Usulan Ki Sunan Tembayat juga di rundingkan Sutawijaya dengan Ki Juru Mertani, teman seperjuangan dirinya dan bapaknya almarhum Ki Gede Pemanahan sejak lama. Ki Juru Mertani sudah seperti sesepuh/orang tua kedua sebenarnya Sutawijaya pengganti Ki Gede Pemanahan, di samping Hadiwijaya.
Hal pembangkangannya membuat Hadiwijaya mengirimkan utusannya ke Mataram. Apalagi dari mata-matanya Hadiwijaya mendengar bahwa Mataram mulai membangun benteng.
Utusan yang tiba di Mataram menemui Sutawijaya duduk di atas kudanya. Utusan Hadiwijaya menyampaikan perintah Hadiwijaya.

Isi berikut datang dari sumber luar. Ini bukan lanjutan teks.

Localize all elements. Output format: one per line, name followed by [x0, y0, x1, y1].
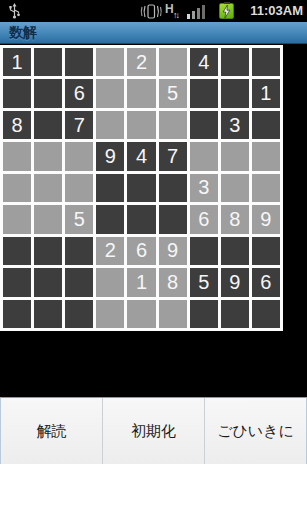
cell-r2c2[interactable] — [34, 79, 62, 107]
cell-r2c9[interactable]: 1 — [252, 79, 280, 107]
cell-r7c4[interactable]: 2 — [96, 237, 124, 265]
board-area: 1246518739473568926918596 — [0, 44, 307, 397]
cell-r6c3[interactable]: 5 — [65, 205, 93, 233]
cell-r7c2[interactable] — [34, 237, 62, 265]
cell-r8c3[interactable] — [65, 268, 93, 296]
cell-r6c6[interactable] — [159, 205, 187, 233]
cell-r3c4[interactable] — [96, 111, 124, 139]
cell-r3c1[interactable]: 8 — [3, 111, 31, 139]
cell-r1c7[interactable]: 4 — [190, 48, 218, 76]
cell-r8c2[interactable] — [34, 268, 62, 296]
cell-r4c7[interactable] — [190, 142, 218, 170]
cell-r3c5[interactable] — [127, 111, 155, 139]
cell-r1c9[interactable] — [252, 48, 280, 76]
vibrate-icon — [139, 4, 163, 19]
cell-r2c1[interactable] — [3, 79, 31, 107]
cell-r8c1[interactable] — [3, 268, 31, 296]
cell-r9c4[interactable] — [96, 300, 124, 328]
solve-button[interactable]: 解読 — [1, 398, 102, 464]
cell-r9c7[interactable] — [190, 300, 218, 328]
cell-r5c9[interactable] — [252, 174, 280, 202]
favorite-button[interactable]: ごひいきに — [204, 398, 306, 464]
cell-r1c8[interactable] — [221, 48, 249, 76]
usb-icon — [8, 3, 21, 19]
cell-r8c6[interactable]: 8 — [159, 268, 187, 296]
hspa-arrows-icon: ↑↓ — [173, 10, 178, 20]
cell-r2c7[interactable] — [190, 79, 218, 107]
cell-r9c9[interactable] — [252, 300, 280, 328]
cell-r8c5[interactable]: 1 — [127, 268, 155, 296]
cell-r7c5[interactable]: 6 — [127, 237, 155, 265]
cell-r7c7[interactable] — [190, 237, 218, 265]
cell-r9c5[interactable] — [127, 300, 155, 328]
cell-r5c6[interactable] — [159, 174, 187, 202]
cell-r7c3[interactable] — [65, 237, 93, 265]
cell-r9c1[interactable] — [3, 300, 31, 328]
cell-r4c5[interactable]: 4 — [127, 142, 155, 170]
cell-r3c6[interactable] — [159, 111, 187, 139]
cell-r6c5[interactable] — [127, 205, 155, 233]
cell-r1c6[interactable] — [159, 48, 187, 76]
cell-r3c7[interactable] — [190, 111, 218, 139]
reset-button[interactable]: 初期化 — [102, 398, 204, 464]
cell-r3c8[interactable]: 3 — [221, 111, 249, 139]
cell-r6c7[interactable]: 6 — [190, 205, 218, 233]
cell-r1c5[interactable]: 2 — [127, 48, 155, 76]
cell-r5c1[interactable] — [3, 174, 31, 202]
cell-r2c3[interactable]: 6 — [65, 79, 93, 107]
cell-r9c3[interactable] — [65, 300, 93, 328]
cell-r4c6[interactable]: 7 — [159, 142, 187, 170]
cell-r4c8[interactable] — [221, 142, 249, 170]
cell-r6c8[interactable]: 8 — [221, 205, 249, 233]
signal-strength-icon — [187, 4, 205, 19]
cell-r5c4[interactable] — [96, 174, 124, 202]
cell-r4c3[interactable] — [65, 142, 93, 170]
cell-r3c2[interactable] — [34, 111, 62, 139]
cell-r2c8[interactable] — [221, 79, 249, 107]
cell-r9c6[interactable] — [159, 300, 187, 328]
cell-r5c7[interactable]: 3 — [190, 174, 218, 202]
cell-r6c2[interactable] — [34, 205, 62, 233]
cell-r5c8[interactable] — [221, 174, 249, 202]
cell-r6c4[interactable] — [96, 205, 124, 233]
status-time: 11:03AM — [250, 0, 303, 22]
cell-r4c1[interactable] — [3, 142, 31, 170]
hspa-icon: H ↑↓ — [165, 3, 183, 20]
cell-r2c5[interactable] — [127, 79, 155, 107]
cell-r9c2[interactable] — [34, 300, 62, 328]
cell-r5c2[interactable] — [34, 174, 62, 202]
cell-r2c4[interactable] — [96, 79, 124, 107]
phone-screen: H ↑↓ 11:03AM 数解 124651873947356892691859… — [0, 0, 307, 512]
button-bar: 解読 初期化 ごひいきに — [0, 397, 307, 464]
cell-r4c9[interactable] — [252, 142, 280, 170]
sudoku-board: 1246518739473568926918596 — [0, 45, 283, 331]
cell-r7c1[interactable] — [3, 237, 31, 265]
app-title: 数解 — [0, 22, 307, 43]
cell-r4c4[interactable]: 9 — [96, 142, 124, 170]
cell-r6c9[interactable]: 9 — [252, 205, 280, 233]
cell-r3c3[interactable]: 7 — [65, 111, 93, 139]
cell-r1c3[interactable] — [65, 48, 93, 76]
cell-r1c1[interactable]: 1 — [3, 48, 31, 76]
cell-r8c7[interactable]: 5 — [190, 268, 218, 296]
cell-r7c6[interactable]: 9 — [159, 237, 187, 265]
cell-r8c8[interactable]: 9 — [221, 268, 249, 296]
cell-r4c2[interactable] — [34, 142, 62, 170]
cell-r8c4[interactable] — [96, 268, 124, 296]
cell-r8c9[interactable]: 6 — [252, 268, 280, 296]
cell-r7c8[interactable] — [221, 237, 249, 265]
cell-r1c4[interactable] — [96, 48, 124, 76]
battery-charging-icon — [219, 3, 234, 19]
cell-r5c3[interactable] — [65, 174, 93, 202]
cell-r2c6[interactable]: 5 — [159, 79, 187, 107]
cell-r3c9[interactable] — [252, 111, 280, 139]
status-bar: H ↑↓ 11:03AM — [0, 0, 307, 22]
cell-r5c5[interactable] — [127, 174, 155, 202]
cell-r9c8[interactable] — [221, 300, 249, 328]
cell-r6c1[interactable] — [3, 205, 31, 233]
cell-r7c9[interactable] — [252, 237, 280, 265]
lightning-bolt-icon — [222, 5, 231, 18]
cell-r1c2[interactable] — [34, 48, 62, 76]
title-bar: 数解 — [0, 22, 307, 44]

Tapi di jawab Sutawijaya, “ Katakan pada Romo Hadiwijaya, kalaupun aku tidak mencukur rambutku, adalah urusanku, biar beliau memeriksa kelakuannya sendiri, sudah benar atau belum?” Sebaiknya beliau memeriksa kelakuannya berlaku adil memberikan jodoh pada segenap penduduknya, bukannya malah menyusahkan.”

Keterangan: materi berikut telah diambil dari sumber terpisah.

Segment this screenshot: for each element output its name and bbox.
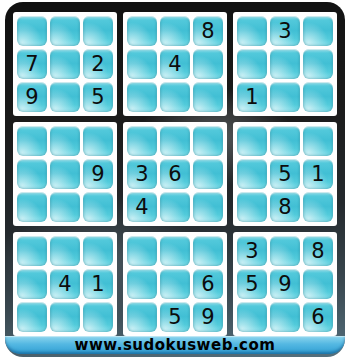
cell-r4c3[interactable] xyxy=(83,126,113,156)
cell-r4c7[interactable] xyxy=(237,126,267,156)
cell-r5c1[interactable] xyxy=(17,159,47,189)
cell-r9c1[interactable] xyxy=(17,302,47,332)
cell-r3c4[interactable] xyxy=(127,82,157,112)
cell-r2c2[interactable] xyxy=(50,49,80,79)
cell-r3c2[interactable] xyxy=(50,82,80,112)
cell-r8c4[interactable] xyxy=(127,269,157,299)
cell-r9c8[interactable] xyxy=(270,302,300,332)
cell-r8c7[interactable]: 5 xyxy=(237,269,267,299)
cell-r9c4[interactable] xyxy=(127,302,157,332)
cell-r1c1[interactable] xyxy=(17,16,47,46)
cell-r3c1[interactable]: 9 xyxy=(17,82,47,112)
box-2: 84 xyxy=(123,12,227,116)
cell-r2c3[interactable]: 2 xyxy=(83,49,113,79)
cell-r4c8[interactable] xyxy=(270,126,300,156)
cell-r2c7[interactable] xyxy=(237,49,267,79)
cell-r6c5[interactable] xyxy=(160,192,190,222)
cell-r1c3[interactable] xyxy=(83,16,113,46)
cell-r5c6[interactable] xyxy=(193,159,223,189)
cell-r7c5[interactable] xyxy=(160,236,190,266)
cell-r3c6[interactable] xyxy=(193,82,223,112)
cell-r6c4[interactable]: 4 xyxy=(127,192,157,222)
cell-r7c7[interactable]: 3 xyxy=(237,236,267,266)
cell-r3c9[interactable] xyxy=(303,82,333,112)
cell-r4c5[interactable] xyxy=(160,126,190,156)
cell-r1c7[interactable] xyxy=(237,16,267,46)
cell-r4c6[interactable] xyxy=(193,126,223,156)
cell-r7c8[interactable] xyxy=(270,236,300,266)
cell-r6c1[interactable] xyxy=(17,192,47,222)
cell-r6c9[interactable] xyxy=(303,192,333,222)
cell-r8c1[interactable] xyxy=(17,269,47,299)
cell-r9c9[interactable]: 6 xyxy=(303,302,333,332)
cell-r3c5[interactable] xyxy=(160,82,190,112)
cell-r6c3[interactable] xyxy=(83,192,113,222)
cell-r5c3[interactable]: 9 xyxy=(83,159,113,189)
cell-r7c4[interactable] xyxy=(127,236,157,266)
cell-r9c5[interactable]: 5 xyxy=(160,302,190,332)
cell-r1c2[interactable] xyxy=(50,16,80,46)
cell-r4c9[interactable] xyxy=(303,126,333,156)
box-3: 31 xyxy=(233,12,337,116)
cell-r7c9[interactable]: 8 xyxy=(303,236,333,266)
box-7: 41 xyxy=(13,232,117,336)
cell-r5c4[interactable]: 3 xyxy=(127,159,157,189)
cell-r6c2[interactable] xyxy=(50,192,80,222)
cell-r3c8[interactable] xyxy=(270,82,300,112)
sudoku-frame: 7295843193645184165938596 www.sudokusweb… xyxy=(5,2,345,357)
box-4: 9 xyxy=(13,122,117,226)
cell-r2c8[interactable] xyxy=(270,49,300,79)
cell-r9c2[interactable] xyxy=(50,302,80,332)
cell-r7c3[interactable] xyxy=(83,236,113,266)
cell-r5c9[interactable]: 1 xyxy=(303,159,333,189)
cell-r6c8[interactable]: 8 xyxy=(270,192,300,222)
cell-r2c5[interactable]: 4 xyxy=(160,49,190,79)
cell-r4c1[interactable] xyxy=(17,126,47,156)
cell-r2c4[interactable] xyxy=(127,49,157,79)
cell-r5c7[interactable] xyxy=(237,159,267,189)
cell-r8c9[interactable] xyxy=(303,269,333,299)
cell-r1c4[interactable] xyxy=(127,16,157,46)
cell-r7c6[interactable] xyxy=(193,236,223,266)
cell-r4c2[interactable] xyxy=(50,126,80,156)
box-1: 7295 xyxy=(13,12,117,116)
cell-r2c1[interactable]: 7 xyxy=(17,49,47,79)
cell-r8c8[interactable]: 9 xyxy=(270,269,300,299)
cell-r9c6[interactable]: 9 xyxy=(193,302,223,332)
cell-r1c8[interactable]: 3 xyxy=(270,16,300,46)
cell-r8c2[interactable]: 4 xyxy=(50,269,80,299)
sudokusweb-link[interactable]: www.sudokusweb.com xyxy=(75,336,276,354)
cell-r7c2[interactable] xyxy=(50,236,80,266)
cell-r6c6[interactable] xyxy=(193,192,223,222)
cell-r5c2[interactable] xyxy=(50,159,80,189)
cell-r2c9[interactable] xyxy=(303,49,333,79)
sudoku-board: 7295843193645184165938596 xyxy=(5,2,345,336)
cell-r5c8[interactable]: 5 xyxy=(270,159,300,189)
cell-r2c6[interactable] xyxy=(193,49,223,79)
cell-r6c7[interactable] xyxy=(237,192,267,222)
cell-r3c3[interactable]: 5 xyxy=(83,82,113,112)
cell-r1c9[interactable] xyxy=(303,16,333,46)
cell-r8c5[interactable] xyxy=(160,269,190,299)
cell-r8c6[interactable]: 6 xyxy=(193,269,223,299)
cell-r1c5[interactable] xyxy=(160,16,190,46)
footer-bar: www.sudokusweb.com xyxy=(5,336,345,354)
cell-r8c3[interactable]: 1 xyxy=(83,269,113,299)
cell-r9c3[interactable] xyxy=(83,302,113,332)
cell-r9c7[interactable] xyxy=(237,302,267,332)
cell-r1c6[interactable]: 8 xyxy=(193,16,223,46)
cell-r3c7[interactable]: 1 xyxy=(237,82,267,112)
cell-r7c1[interactable] xyxy=(17,236,47,266)
box-8: 659 xyxy=(123,232,227,336)
cell-r4c4[interactable] xyxy=(127,126,157,156)
box-9: 38596 xyxy=(233,232,337,336)
box-6: 518 xyxy=(233,122,337,226)
cell-r5c5[interactable]: 6 xyxy=(160,159,190,189)
box-5: 364 xyxy=(123,122,227,226)
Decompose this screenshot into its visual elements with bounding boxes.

Sutawijaya kemudian hari malah sengaja membuat ulah menghadang kepala-kepala daerah yang hendak menyerahkan upeti pada Hadiwijaya di tengah jalan. Upeti yang tadinya mau di serahkan pada Hadiwijaya sebagian di buka.
Dipati yang di hadang di belokkan menuju Mataram, dan di jamu serta di ajak berpesta oleh Sutawijaya di Mataram, di ajak menikmati hasil kekayaan wilayahnya sendiri. Hingga sebagian Dipati yang mau di ajak Sutawijaya jadi suka bekerjasama dengannya.
Hadiwijaya kemudian bersiasat mengundang Dipati-dipati pengikut setianya. Dipati-dipati tersebut adalah pilihan yang memiliki kesaktian tinggi. Dipati-dipati itu di kirim Hadiwijaya untuk membunuh Sutawijaya, di antaranya Dipati Tuban.
Hadiwijaya tidak mungkin memanggil Dipati dari Banten, karena aliran Sultannya saja sudah bertentangan dengan Hadiwijaya yang beraliran Syi’ah. Apalagi Sultan Banten adalah kakak iparnya yang tidak mungkin mudah di ajak bersekutu dibawahinya. Dan satu hal lagi, orang-orang Tuban adalah Jawa Timuran yang sama seasal dengan Hadiwijaya / Joko Tingkir cucunya Dayaningrat, senopati Mojopahit di jaman Prabhu Brawijaya Kertabhumi.
Setiba di Mataram, para utusan Hadiwijaya di terima Sutawijaya. Sutawijaya menjamu dengan sajian pesta dan tarian.
Dalam sajian tarian, utusan Hadiwijaya mulai memperlihatkan tajinya untuk memancing duel dengan Sutawijaya, tapi Raden Rangga putera sulungnya Sutawijya yang naik ke podium mewakili.
Dari tarian, pendekar Tuban memancing adu kanuragan dan di layani Raden Rangga, hingga beberapa jurus pendekar Tuban di pecahkan kepalanya, langsung tewas seketika.
Kejadian itu membuat utusan Hadiwijaya mundur kembali menghadap Hadiwijaya.
Tapi Sutawijaya malah memarahi Raden Rangga, karena berbuat sombong memperlihatkan kemampuannya. Raden Rangga merasa tidak bersalah dengan apa yang di lakukannya mendebat bapaknya. Sutawijaya pun mengusir Raden Rangga.
Sutawijaya khawatir dengan kejadian tersebut malah dapat memperuncing ketegangan dengannya dan Hadiwijaya. Sutawijaya tahu Hadiwijaya memiliki ilmu kesaktian yang tinggi, tapi juga perlu mengulur stamina usianya. Untuk menghadapinya di waktu yang tepat.